Nonlinear equations for fractional Laplacians, I: Regularity, maximum principles, and Hamiltonian estimates

Abstract

This is the first of two articles dealing with the equation $(-\mathrm{\Delta }{)}^{s}v=f(v)$ in ${\mathbb{R}}^n$, with $s\in (0,1)$, where $(-\mathrm{\Delta }{)}^s$ stands for the fractional Laplacian — the infinitesimal generator of a Lévy process. This equation can be realized as a local linear degenerate elliptic equation in ${\mathbb{R}}_{+}^{n+1}$ together with a nonlinear Neumann boundary condition on $\partial {\mathbb{R}}_{+}^{n+1}={\mathbb{R}}^n$.

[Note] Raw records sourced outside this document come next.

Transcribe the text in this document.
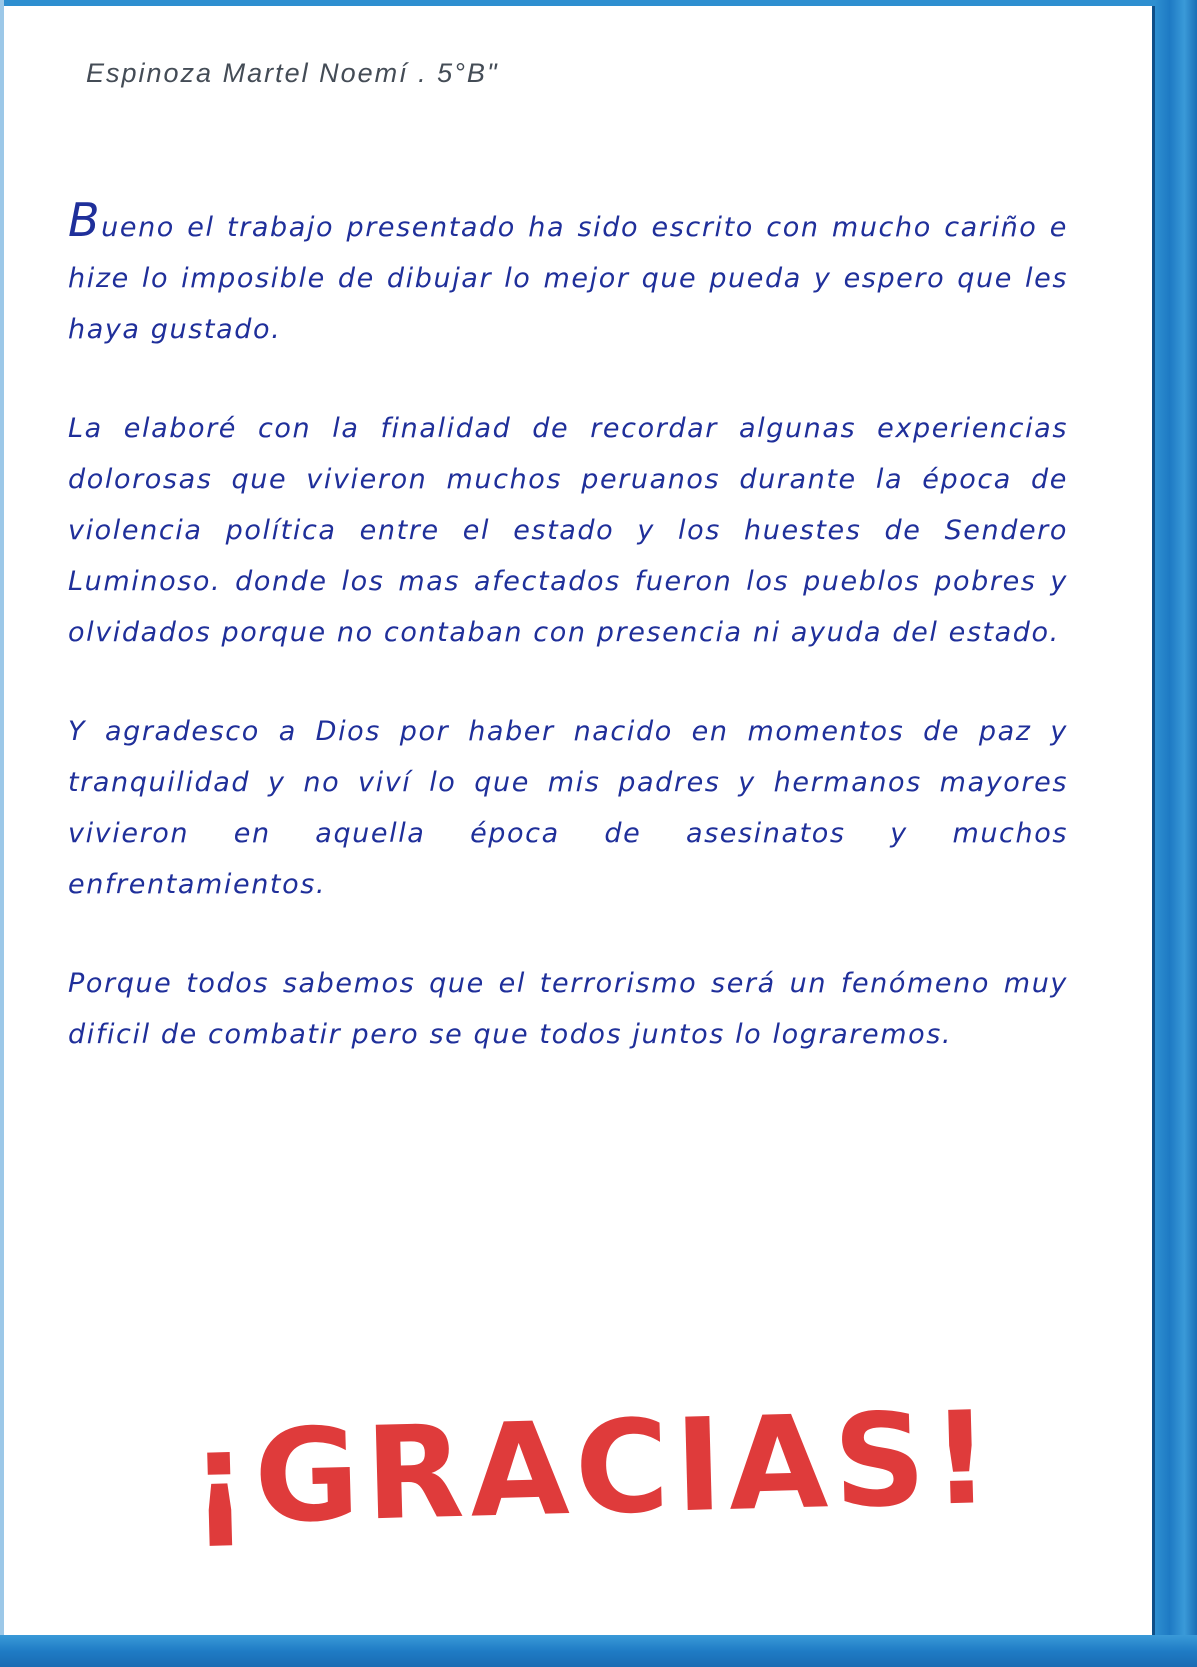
Espinoza Martel Noemí . 5°B"

Bueno el trabajo presentado ha sido escrito con mucho cariño e hize lo imposible de dibujar lo mejor que pueda y espero que les haya gustado.

La elaboré con la finalidad de recordar algunas experiencias dolorosas que vivieron muchos peruanos durante la época de violencia política entre el estado y los huestes de Sendero Luminoso. donde los mas afectados fueron los pueblos pobres y olvidados porque no contaban con presencia ni ayuda del estado.

Y agradesco a Dios por haber nacido en momentos de paz y tranquilidad y no viví lo que mis padres y hermanos mayores vivieron en aquella época de asesinatos y muchos enfrentamientos.

Porque todos sabemos que el terrorismo será un fenómeno muy dificil de combatir pero se que todos juntos lo lograremos.

¡GRACIAS!
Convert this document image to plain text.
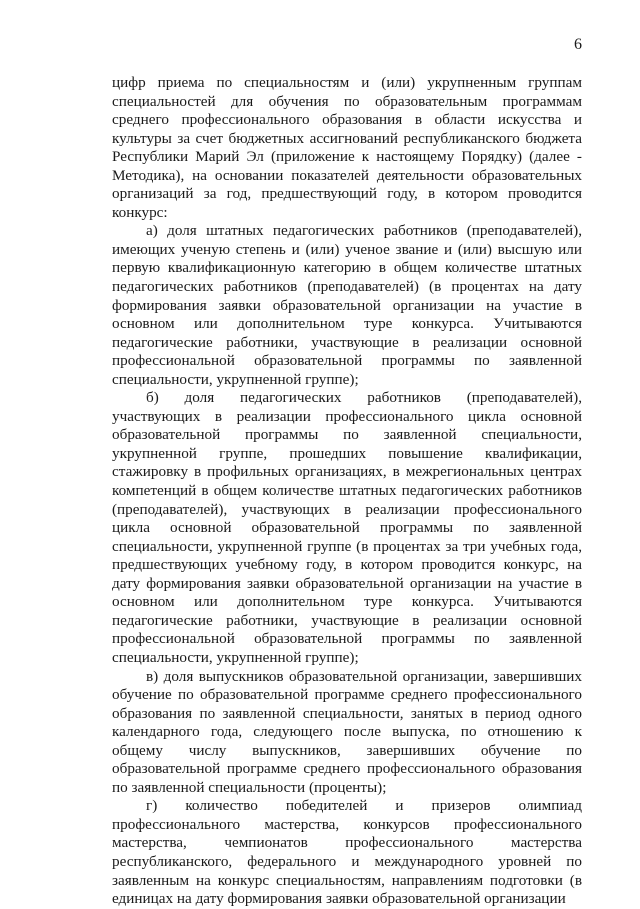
6

цифр приема по специальностям и (или) укрупненным группам специальностей для обучения по образовательным программам среднего профессионального образования в области искусства и культуры за счет бюджетных ассигнований республиканского бюджета Республики Марий Эл (приложение к настоящему Порядку) (далее - Методика), на основании показателей деятельности образовательных организаций за год, предшествующий году, в котором проводится конкурс:

а) доля штатных педагогических работников (преподавателей), имеющих ученую степень и (или) ученое звание и (или) высшую или первую квалификационную категорию в общем количестве штатных педагогических работников (преподавателей) (в процентах на дату формирования заявки образовательной организации на участие в основном или дополнительном туре конкурса. Учитываются педагогические работники, участвующие в реализации основной профессиональной образовательной программы по заявленной специальности, укрупненной группе);

б) доля педагогических работников (преподавателей), участвующих в реализации профессионального цикла основной образовательной программы по заявленной специальности, укрупненной группе, прошедших повышение квалификации, стажировку в профильных организациях, в межрегиональных центрах компетенций в общем количестве штатных педагогических работников (преподавателей), участвующих в реализации профессионального цикла основной образовательной программы по заявленной специальности, укрупненной группе (в процентах за три учебных года, предшествующих учебному году, в котором проводится конкурс, на дату формирования заявки образовательной организации на участие в основном или дополнительном туре конкурса. Учитываются педагогические работники, участвующие в реализации основной профессиональной образовательной программы по заявленной специальности, укрупненной группе);

в) доля выпускников образовательной организации, завершивших обучение по образовательной программе среднего профессионального образования по заявленной специальности, занятых в период одного календарного года, следующего после выпуска, по отношению к общему числу выпускников, завершивших обучение по образовательной программе среднего профессионального образования по заявленной специальности (проценты);

г) количество победителей и призеров олимпиад профессионального мастерства, конкурсов профессионального мастерства, чемпионатов профессионального мастерства республиканского, федерального и международного уровней по заявленным на конкурс специальностям, направлениям подготовки (в единицах на дату формирования заявки образовательной организации
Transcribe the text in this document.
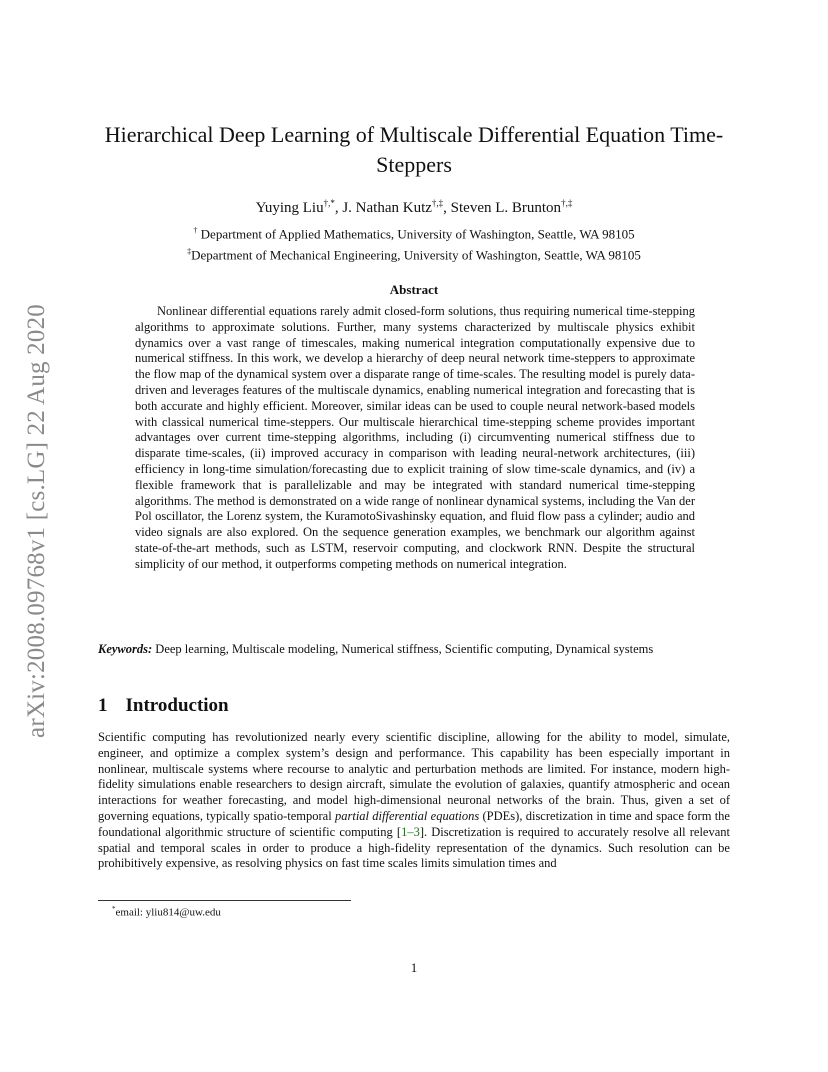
arXiv:2008.09768v1 [cs.LG] 22 Aug 2020
Hierarchical Deep Learning of Multiscale Differential Equation Time-Steppers
Yuying Liu†,*, J. Nathan Kutz†,‡, Steven L. Brunton†,‡
† Department of Applied Mathematics, University of Washington, Seattle, WA 98105
‡Department of Mechanical Engineering, University of Washington, Seattle, WA 98105
Abstract

Nonlinear differential equations rarely admit closed-form solutions, thus requiring numerical time-stepping algorithms to approximate solutions. Further, many systems characterized by multiscale physics exhibit dynamics over a vast range of timescales, making numerical integration computationally expensive due to numerical stiffness. In this work, we develop a hierarchy of deep neural network time-steppers to approximate the flow map of the dynamical system over a disparate range of time-scales. The resulting model is purely data-driven and leverages features of the multiscale dynamics, enabling numerical integration and forecasting that is both accurate and highly efficient. Moreover, similar ideas can be used to couple neural network-based models with classical numerical time-steppers. Our multiscale hierarchical time-stepping scheme provides important advantages over current time-stepping algorithms, including (i) circumventing numerical stiffness due to disparate time-scales, (ii) improved accuracy in comparison with leading neural-network architectures, (iii) efficiency in long-time simulation/forecasting due to explicit training of slow time-scale dynamics, and (iv) a flexible framework that is parallelizable and may be integrated with standard numerical time-stepping algorithms. The method is demonstrated on a wide range of nonlinear dynamical systems, including the Van der Pol oscillator, the Lorenz system, the KuramotoSivashinsky equation, and fluid flow pass a cylinder; audio and video signals are also explored. On the sequence generation examples, we benchmark our algorithm against state-of-the-art methods, such as LSTM, reservoir computing, and clockwork RNN. Despite the structural simplicity of our method, it outperforms competing methods on numerical integration.

Keywords: Deep learning, Multiscale modeling, Numerical stiffness, Scientific computing, Dynamical systems

1 Introduction

Scientific computing has revolutionized nearly every scientific discipline, allowing for the ability to model, simulate, engineer, and optimize a complex system’s design and performance. This capability has been especially important in nonlinear, multiscale systems where recourse to analytic and perturbation methods are limited. For instance, modern high-fidelity simulations enable researchers to design aircraft, simulate the evolution of galaxies, quantify atmospheric and ocean interactions for weather forecasting, and model high-dimensional neuronal networks of the brain. Thus, given a set of governing equations, typically spatio-temporal partial differential equations (PDEs), discretization in time and space form the foundational algorithmic structure of scientific computing [1–3]. Discretization is required to accurately resolve all relevant spatial and temporal scales in order to produce a high-fidelity representation of the dynamics. Such resolution can be prohibitively expensive, as resolving physics on fast time scales limits simulation times and

*email: yliu814@uw.edu
1
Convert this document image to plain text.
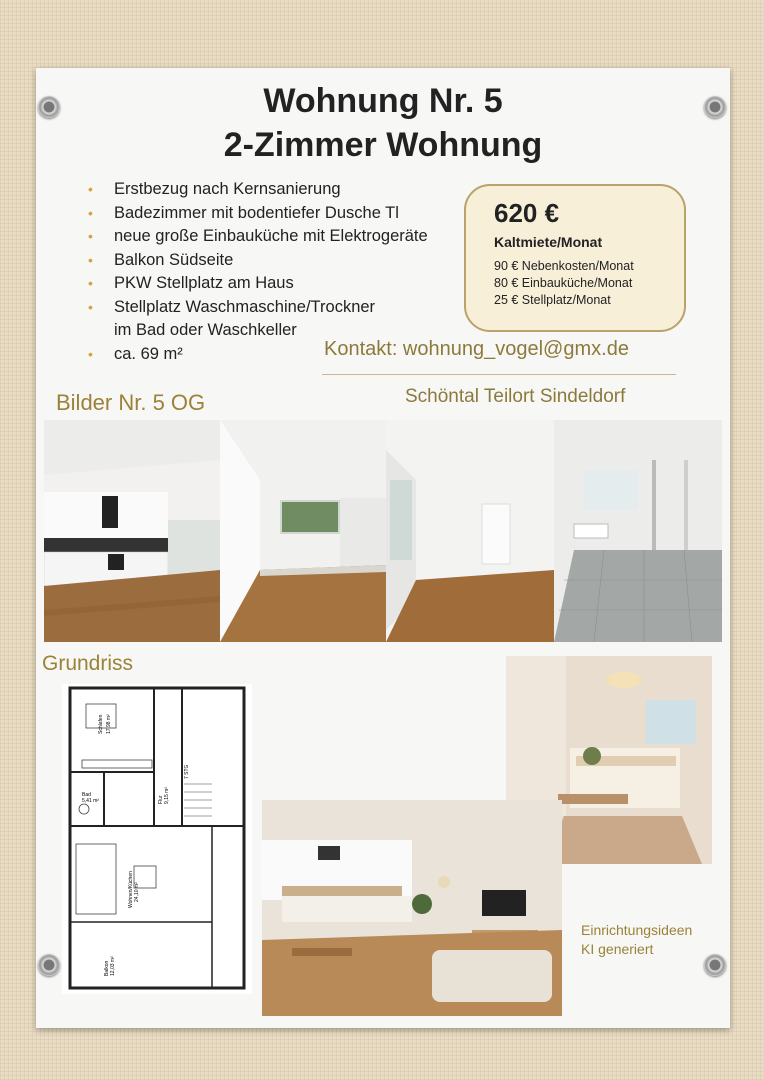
Wohnung Nr. 5
2-Zimmer Wohnung
• Erstbezug nach Kernsanierung
• Badezimmer mit bodentiefer Dusche Tl
• neue große Einbauküche mit Elektrogeräte
• Balkon Südseite
• PKW Stellplatz am Haus
• Stellplatz Waschmaschine/Trockner
im Bad oder Waschkeller
• ca. 69 m²
620 €
Kaltmiete/Monat
90 € Nebenkosten/Monat
80 € Einbauküche/Monat
25 € Stellplatz/Monat
Kontakt: wohnung_vogel@gmx.de
Bilder Nr. 5 OG	Schöntal Teilort Sindeldorf
Grundriss
Schlafen 17,98 m²
Bad
5,41 m²	Flur 9,15 m²
7 STG
Wohnen/Küchen 24,10 m²
Balkon 12,03 m²
Einrichtungsideen
KI generiert
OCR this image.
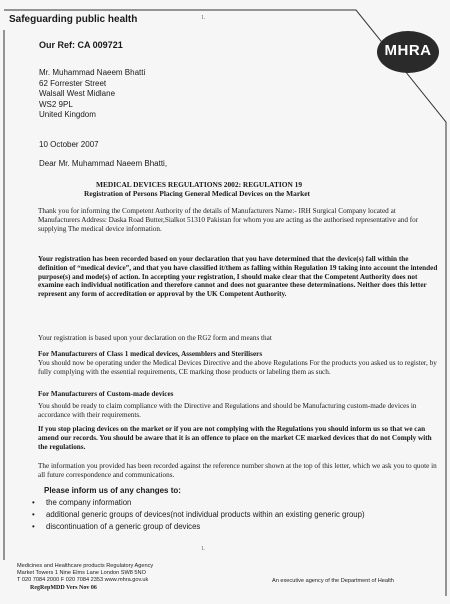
MHRA
Safeguarding public health	1.
Our Ref: CA 009721
Mr. Muhammad Naeem Bhatti
62 Forrester Street
Walsall West Midlane
WS2 9PL
United Kingdom
10 October 2007
Dear Mr. Muhammad Naeem Bhatti,
MEDICAL DEVICES REGULATIONS 2002: REGULATION 19
Registration of Persons Placing General Medical Devices on the Market
Thank you for informing the Competent Authority of the details of Manufacturers Name:- IRH Surgical Company located at Manufacturers Address: Daska Road Butter,Sialkot 51310 Pakistan for whom you are acting as the authorised representative and for supplying The medical device information.
Your registration has been recorded based on your declaration that you have determined that the device(s) fall within the definition of “medical device”, and that you have classified it/them as falling within Regulation 19 taking into account the intended purpose(s) and mode(s) of action. In accepting your registration, I should make clear that the Competent Authority does not examine each individual notification and therefore cannot and does not guarantee these determinations. Neither does this letter represent any form of accreditation or approval by the UK Competent Authority.
Your registration is based upon your declaration on the RG2 form and means that
For Manufacturers of Class 1 medical devices, Assemblers and Sterilisers
You should now be operating under the Medical Devices Directive and the above Regulations For the products you asked us to register, by fully complying with the essential requirements, CE marking those products or labeling them as such.
For Manufacturers of Custom-made devices
You should be ready to claim compliance with the Directive and Regulations and should be Manufacturing custom-made devices in accordance with their requirements.
If you stop placing devices on the market or if you are not complying with the Regulations you should inform us so that we can amend our records. You should be aware that it is an offence to place on the market CE marked devices that do not Comply with the regulations.
The information you provided has been recorded against the reference number shown at the top of this letter, which we ask you to quote in all future correspondence and communications.
Please inform us of any changes to:
• the company information
• additional generic groups of devices(not individual products within an existing generic group)
• discontinuation of a generic group of devices
1.
Medicines and Healthcare products Regulatory Agency
Market Towers 1 Nine Elms Lane London SW8 5NO
T 020 7084 2000 F 020 7084 2353 www.mhra.gov.uk
RegRepMDD Vers Nov 06
An executive agency of the Department of Health
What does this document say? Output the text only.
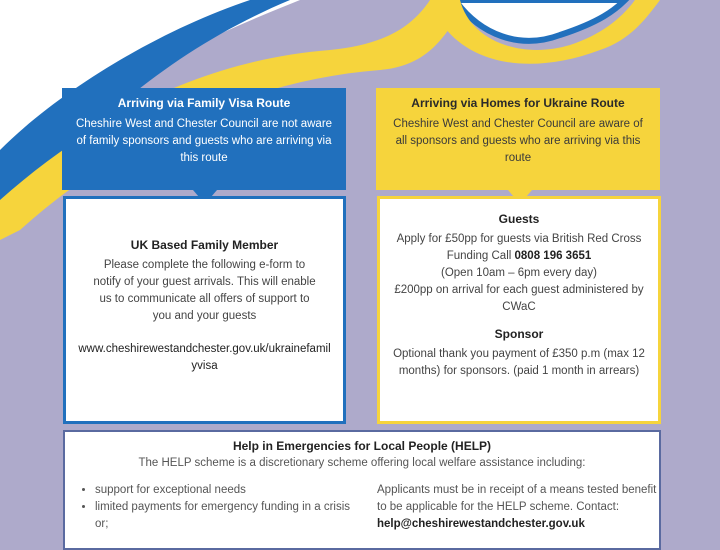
Arriving via Family Visa Route

Cheshire West and Chester Council are not aware of family sponsors and guests who are arriving via this route

UK Based Family Member

Please complete the following e-form to notify of your guest arrivals. This will enable us to communicate all offers of support to you and your guests

www.cheshirewestandchester.gov.uk/ukrainefamilyvisa

Arriving via Homes for Ukraine Route

Cheshire West and Chester Council are aware of all sponsors and guests who are arriving via this route

Guests

Apply for £50pp for guests via British Red Cross Funding Call 0808 196 3651

(Open 10am – 6pm every day)

£200pp on arrival for each guest administered by CWaC

Sponsor

Optional thank you payment of £350 p.m (max 12 months) for sponsors. (paid 1 month in arrears)

Help in Emergencies for Local People (HELP)

The HELP scheme is a discretionary scheme offering local welfare assistance including:

• support for exceptional needs
• limited payments for emergency funding in a crisis or;
Applicants must be in receipt of a means tested benefit to be applicable for the HELP scheme. Contact: help@cheshirewestandchester.gov.uk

In this first article, we establish necessary conditions on the nonlinearity f to admit certain type of solutions, with special interest in bounded increasing solutions in all of $\mathbb{R}$. These necessary conditions (which will be proven in a follow-up paper to be also sufficient for the existence of a bounded increasing solution) are derived from an equality and an estimate involving a Hamiltonian — in the spirit of a result of Modica for the Laplacian. Our proofs are uniform as $s\uparrow 1$, establishing in the limit the corresponding known results for the Laplacian.

In addition, we study regularity issues, as well as maximum and Harnack principles associated to the equation.